1. сл. Не знаю, для поваровъ что-то.

КАПУ. Такъ поворачивайся же. (Первый Служителъ уходитъ.) А ты сыщи дровъ получше; спроси Питера, онъ покажетъ тебѣ гдѣ они лежатъ.

2. сл. Не чурбанъ вѣдь и я, синьоръ, — найду и самъ; зачѣмъ мнѣ полѣньями тревожить Питера? (Уходитъ.)

КАПУ. Ишь ты; какой ты чурбанъ — продувная ты бестія. — Однакожь разсвѣло ужь. Графъ сейчасъ будетъ здѣсь съ музыкой; такъ онъ сказалъ. — (Музыка за сценой.) Да вотъ и онъ какъ тутъ — Кормилица! — жена! — кормилица!

Входитъ Кормилица.

Ступай, разбуди и наряжай Джульетту, а я пойду, поболтаю между тѣмъ съ графомъ. — Поворачивайся же, поворачивайся! женихъ ужь здѣсь. Скорѣй, говорю я! (Уходятъ).

СЦЕНА 5.

править
Комната Джульетты. Джульетта лежитъ на постели.
Входить Кормилица.

КОРМ. Синьора! — Джульетта! — спитъ себѣ. — Синьора! милая моя овечка! — Фу, какая же ты соня! — Проснись, моя голубка! — проснись, мой ангелъ! — проснись, невѣста! — Ни слова. — Высыпается на цѣлую недѣлю; — оно, конечно, на слѣдующую ночь графъ и самъ откажется отъ сна, и не дастъ заснуть тебѣ. — Боже ты мой, какой же это здоровый сонъ! а разбудить все-таки надо. — Синьора, синьора, синьора! хочешь, чтобъ графъ засталъ тебя въ постелѣ? онъ разомъ спугнетъ тебя. — Спугнетъ вѣдь? — Что же это? одѣлась, и такъ, во всемъ платьѣ, и улеглась опять? — да я все таки разбужу тебя. Синьора! синьора! синьора! — О Боже, Боже! — Помогите! помогите! синьора умерла! — О, Господи, зачѣмъ родилась я! — Скорѣй, не много aqua vitae! — синьоръ! синьора!

Входить Леди Капулетъ.

Л. КАП. Что ты такъ кричишь?

КОРМ. О плачевный день!

Л. КАП. Что такое?

КОРМ. Посмотрите, посмотрите! О тяжкій день!

Л. КАП. О Боже! Боже! — дитя мое, жизнь моя, оживи, взгляни, или умру вмѣстѣ съ тобой! — Помогите, помогите! — зови на помощь!

Входить Капулетъ.

КАПУ. Что же вы? ведите невѣсту; женихъ здѣсь уже.

КОРМ. Умерла, умерла она, скончалась; о злополучный день!

Л. КАП. О злополучный день! умерла, умерла, умерла!

КАПУ. Какъ! дайте взглянуть. — О! все кончено! холодна, кровь стала и члены окоченѣли; жизнь и эти уста давно ужь разстались. Смерть сразила ее, какъ ранній морозъ — прекраснѣйшій изъ всѣхъ цвѣтковъ.

КОРМ. О плачевный день!

Л. КАП. О горе, горе!

КАПУ. Смерть похитила ее, чтобы я стеналъ, и вяжетъ языкъ мой, не даетъ говорить.

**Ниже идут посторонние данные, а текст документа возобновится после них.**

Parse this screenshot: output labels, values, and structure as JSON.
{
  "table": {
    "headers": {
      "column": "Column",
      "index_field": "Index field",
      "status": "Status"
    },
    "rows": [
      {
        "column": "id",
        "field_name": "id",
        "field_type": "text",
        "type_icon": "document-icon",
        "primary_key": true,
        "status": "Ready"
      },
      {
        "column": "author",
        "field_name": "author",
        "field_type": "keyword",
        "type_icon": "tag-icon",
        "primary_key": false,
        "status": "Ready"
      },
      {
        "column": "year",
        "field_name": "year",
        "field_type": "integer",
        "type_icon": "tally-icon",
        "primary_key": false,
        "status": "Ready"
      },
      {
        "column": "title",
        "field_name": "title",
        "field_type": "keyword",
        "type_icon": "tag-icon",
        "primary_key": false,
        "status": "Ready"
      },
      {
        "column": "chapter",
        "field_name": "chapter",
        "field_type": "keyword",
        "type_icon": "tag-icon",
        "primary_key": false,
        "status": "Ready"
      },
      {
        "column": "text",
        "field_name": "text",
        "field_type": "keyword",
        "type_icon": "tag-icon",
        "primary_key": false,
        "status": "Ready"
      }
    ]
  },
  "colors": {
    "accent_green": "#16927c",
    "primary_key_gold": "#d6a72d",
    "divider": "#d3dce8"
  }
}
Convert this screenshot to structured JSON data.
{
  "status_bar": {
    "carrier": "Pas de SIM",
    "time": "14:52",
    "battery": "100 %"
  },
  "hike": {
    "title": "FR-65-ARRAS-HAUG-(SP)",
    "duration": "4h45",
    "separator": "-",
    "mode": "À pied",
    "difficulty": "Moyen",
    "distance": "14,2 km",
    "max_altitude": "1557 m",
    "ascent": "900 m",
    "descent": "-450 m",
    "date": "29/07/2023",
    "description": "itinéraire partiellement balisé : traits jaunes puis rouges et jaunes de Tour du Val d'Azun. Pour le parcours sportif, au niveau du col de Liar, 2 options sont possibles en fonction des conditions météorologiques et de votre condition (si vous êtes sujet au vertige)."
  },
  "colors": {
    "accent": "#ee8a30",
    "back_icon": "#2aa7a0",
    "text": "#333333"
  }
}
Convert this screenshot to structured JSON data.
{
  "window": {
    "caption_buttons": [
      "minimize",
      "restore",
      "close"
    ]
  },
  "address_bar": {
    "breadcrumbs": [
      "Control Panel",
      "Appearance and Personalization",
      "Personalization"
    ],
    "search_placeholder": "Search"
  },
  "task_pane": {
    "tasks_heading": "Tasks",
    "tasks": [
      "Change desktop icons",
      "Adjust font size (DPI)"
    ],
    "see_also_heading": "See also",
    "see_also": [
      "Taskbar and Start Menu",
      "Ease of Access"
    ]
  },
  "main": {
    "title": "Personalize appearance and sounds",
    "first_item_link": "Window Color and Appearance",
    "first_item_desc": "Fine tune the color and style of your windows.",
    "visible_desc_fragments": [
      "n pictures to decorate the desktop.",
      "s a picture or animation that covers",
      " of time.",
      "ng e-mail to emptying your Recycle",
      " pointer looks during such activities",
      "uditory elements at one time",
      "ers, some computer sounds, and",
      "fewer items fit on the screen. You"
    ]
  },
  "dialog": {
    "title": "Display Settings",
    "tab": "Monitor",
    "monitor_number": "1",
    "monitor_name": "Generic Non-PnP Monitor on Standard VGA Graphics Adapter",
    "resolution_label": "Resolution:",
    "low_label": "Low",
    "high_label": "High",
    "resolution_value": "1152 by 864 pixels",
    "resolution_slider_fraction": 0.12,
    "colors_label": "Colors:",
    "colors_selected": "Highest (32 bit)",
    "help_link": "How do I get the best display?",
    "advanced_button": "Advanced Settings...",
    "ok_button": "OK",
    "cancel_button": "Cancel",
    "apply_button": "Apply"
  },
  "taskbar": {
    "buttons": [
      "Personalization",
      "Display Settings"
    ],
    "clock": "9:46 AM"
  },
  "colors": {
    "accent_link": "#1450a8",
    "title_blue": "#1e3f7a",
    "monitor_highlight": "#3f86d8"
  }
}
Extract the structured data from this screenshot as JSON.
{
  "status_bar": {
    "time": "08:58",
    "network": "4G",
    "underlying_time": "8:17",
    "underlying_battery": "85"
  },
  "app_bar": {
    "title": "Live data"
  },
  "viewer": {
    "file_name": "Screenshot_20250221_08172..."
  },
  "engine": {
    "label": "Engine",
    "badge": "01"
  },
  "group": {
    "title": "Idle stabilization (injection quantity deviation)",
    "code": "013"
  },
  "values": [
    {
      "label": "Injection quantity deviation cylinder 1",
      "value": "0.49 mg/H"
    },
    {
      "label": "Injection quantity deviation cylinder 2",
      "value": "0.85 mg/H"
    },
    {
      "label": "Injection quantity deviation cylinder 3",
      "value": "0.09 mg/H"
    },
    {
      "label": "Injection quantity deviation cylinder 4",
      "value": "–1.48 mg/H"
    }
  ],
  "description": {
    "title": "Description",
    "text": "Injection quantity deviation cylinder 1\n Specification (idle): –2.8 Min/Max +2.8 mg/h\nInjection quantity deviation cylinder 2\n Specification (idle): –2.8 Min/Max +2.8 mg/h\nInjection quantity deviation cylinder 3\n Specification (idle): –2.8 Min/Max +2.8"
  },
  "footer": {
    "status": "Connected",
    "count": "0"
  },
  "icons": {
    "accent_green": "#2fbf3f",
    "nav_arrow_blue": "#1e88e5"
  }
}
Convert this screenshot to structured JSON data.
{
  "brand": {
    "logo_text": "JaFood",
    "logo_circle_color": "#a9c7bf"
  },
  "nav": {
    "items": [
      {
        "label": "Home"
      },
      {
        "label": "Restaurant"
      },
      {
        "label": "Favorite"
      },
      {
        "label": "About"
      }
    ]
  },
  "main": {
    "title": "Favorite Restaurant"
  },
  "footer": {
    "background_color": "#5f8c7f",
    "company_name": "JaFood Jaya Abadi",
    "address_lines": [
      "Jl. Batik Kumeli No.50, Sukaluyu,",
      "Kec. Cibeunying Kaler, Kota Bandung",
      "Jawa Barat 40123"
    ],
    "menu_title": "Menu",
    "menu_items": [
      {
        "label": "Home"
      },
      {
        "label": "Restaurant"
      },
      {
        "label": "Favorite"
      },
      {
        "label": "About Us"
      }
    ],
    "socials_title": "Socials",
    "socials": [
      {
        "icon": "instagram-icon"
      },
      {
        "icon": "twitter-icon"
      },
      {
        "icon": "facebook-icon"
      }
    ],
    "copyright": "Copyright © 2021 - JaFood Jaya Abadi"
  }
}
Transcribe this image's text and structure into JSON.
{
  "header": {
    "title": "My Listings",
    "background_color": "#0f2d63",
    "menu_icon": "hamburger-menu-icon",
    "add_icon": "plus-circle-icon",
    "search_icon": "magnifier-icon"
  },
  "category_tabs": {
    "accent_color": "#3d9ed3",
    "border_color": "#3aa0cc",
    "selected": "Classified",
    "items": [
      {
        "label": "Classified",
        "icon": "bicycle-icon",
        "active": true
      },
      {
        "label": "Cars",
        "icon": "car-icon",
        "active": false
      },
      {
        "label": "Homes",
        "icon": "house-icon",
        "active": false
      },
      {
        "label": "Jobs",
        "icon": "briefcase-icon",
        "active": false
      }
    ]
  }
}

Входитъ Лоренцо и Парисъ съ Музыкантами.

ЛОРЕ. Готова невѣста идти въ церковь?

КАПУ. Готова, но чтобъ никогда ужь не возвращаться. — О сынъ мой, за ночь передъ свадьбой смерть овладѣла ложемъ твоей невѣсты, и вотъ лежитъ она — цвѣтокъ ею обезцвѣченный. Смерть — зять мой, смерть — мой наслѣдникъ; она повѣнчалась съ моей дочерью. Умру, оставлю все ей; жизнь, достояніе — все смерти!

ПАРИ. Какъ жаждалъ я этого утра, и вотъ какое оно представляетъ мнѣ зрѣлище!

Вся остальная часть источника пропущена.